Para lá de as poder trabalhar separadamente, a ideia passa principalmente por recolher material genético e aplica-lo noutras parcelas da propriedade. O que Paulo Nunes está a fazer é uma espécie de trabalho de arqueologia, que lhe permite perceber e replicar aquilo que ditou a qualidade e o carácter muito particular dos vinhos da propriedade. Uma conjugação entre a natureza e o trabalho dos homens que foi testada a longo de quase século e meio. E com provas mais que certificadas.

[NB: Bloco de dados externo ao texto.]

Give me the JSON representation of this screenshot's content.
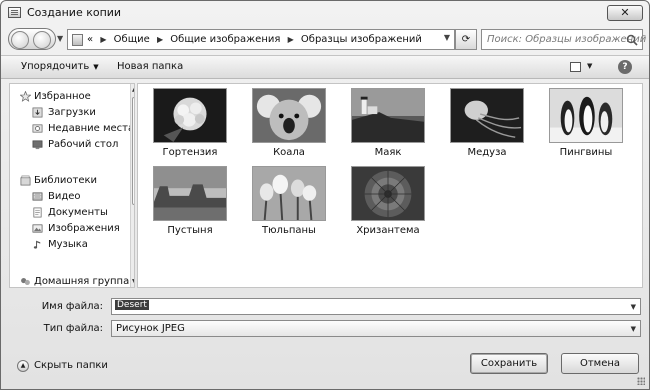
{
  "window": {
    "title": "Создание копии",
    "close_label": "✕"
  },
  "address": {
    "crumbs": [
      "Общие",
      "Общие изображения",
      "Образцы изображений"
    ],
    "lead": "«"
  },
  "search": {
    "placeholder": "Поиск: Образцы изображений"
  },
  "toolbar": {
    "organize": "Упорядочить",
    "new_folder": "Новая папка",
    "help": "?"
  },
  "nav": {
    "favorites": "Избранное",
    "downloads": "Загрузки",
    "recent": "Недавние места",
    "desktop": "Рабочий стол",
    "libraries": "Библиотеки",
    "video": "Видео",
    "documents": "Документы",
    "pictures": "Изображения",
    "music": "Музыка",
    "homegroup": "Домашняя группа"
  },
  "files": [
    {
      "name": "Гортензия",
      "icon": "hydrangea-thumbnail"
    },
    {
      "name": "Коала",
      "icon": "koala-thumbnail"
    },
    {
      "name": "Маяк",
      "icon": "lighthouse-thumbnail"
    },
    {
      "name": "Медуза",
      "icon": "jellyfish-thumbnail"
    },
    {
      "name": "Пингвины",
      "icon": "penguins-thumbnail"
    },
    {
      "name": "Пустыня",
      "icon": "desert-thumbnail"
    },
    {
      "name": "Тюльпаны",
      "icon": "tulips-thumbnail"
    },
    {
      "name": "Хризантема",
      "icon": "chrysanthemum-thumbnail"
    }
  ],
  "form": {
    "filename_label": "Имя файла:",
    "filename_value": "Desert",
    "filetype_label": "Тип файла:",
    "filetype_value": "Рисунок JPEG"
  },
  "footer": {
    "hide_folders": "Скрыть папки",
    "save": "Сохранить",
    "cancel": "Отмена"
  }
}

Uma das coisas que o intrigava quando chegou era o facto de existir na propriedade uma parcela de Pinot Noir e desta casta nunca ter entrado nos lotes de vinhos da Passarela. Foi através dos trabalhadores antigos que percebeu que o que nesse tempo fazia “o fugitivo”, o tal judeu da Borgonha, era aproveitar os mostos apenas para induzir o arranque das fermentações. Como é uma casta precoce a atinge plena maturação na região antes das habituais chuvas de final de Verão, era assim que contornava os seus efeitos perniciosos. Paulo Nunes usa agora esse Pinot para fazer microbiologia, o que lhe permite utilizar exclusivamente leveduras naturais nos vinhos da Passarella.

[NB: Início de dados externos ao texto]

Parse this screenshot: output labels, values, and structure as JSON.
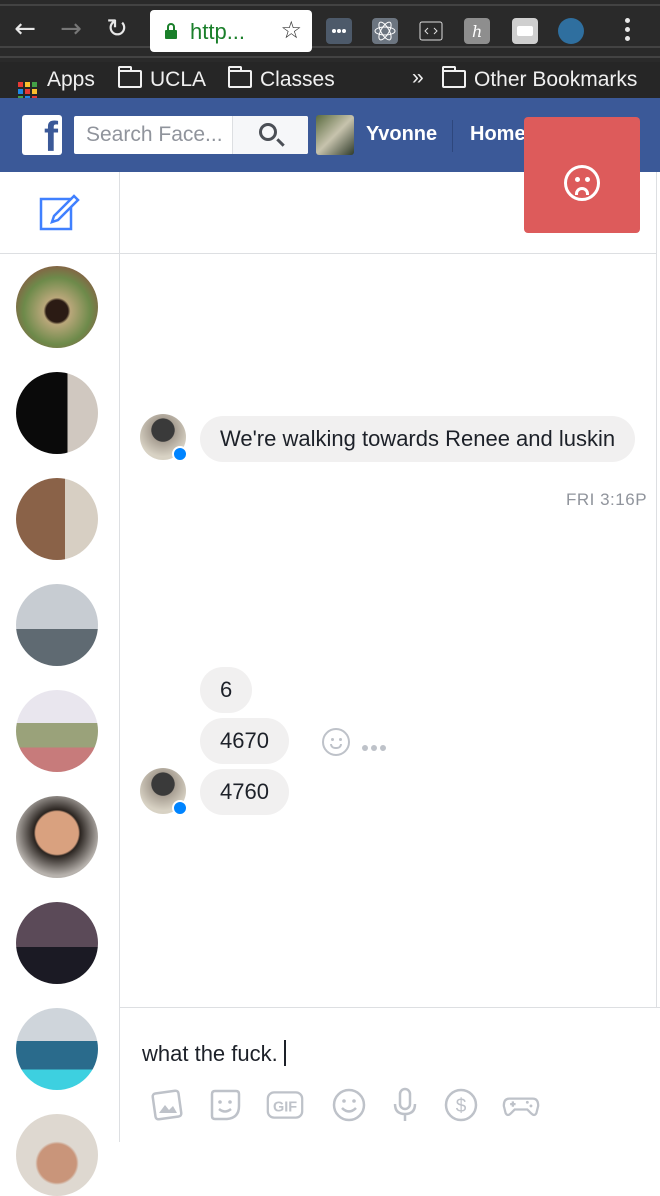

É também com base nesse conhecimento com os tempos acumulado que está agora a plantar uma nova vinha, com castas diversas e sem alinhamento nem aramação, tal como os trabalhadores lhe referiam e o confirmam os documentos antigos da propriedade. Uma vinha “em asterisco”, ou seja na qual é determinado o centro da parcela e aí plantada a primeira videira, sendo depois todas a outras dispostas em círculo a partir desse ponto central.

Outra particularidade é a utilização da uva Cão, uma variedade branca quase desaparecida e sobre a qual Alberto Vilhena, nos seus célebres ensaios do Centro de Estudos Vitivinícolas do Dão, chegou a elaborar uma tabela fazendo corresponder a longevidade e capacidade de envelhecimento dos brancos do Dão com a percentagem (sempre mínima) de uva Cão que era utilizada no lote. Foi identificada nas vinhas velhas e foi com ele se procedeu à plantação de uma novos bardos para lotear segundo os ensinamentos do engenheiro Vilhena.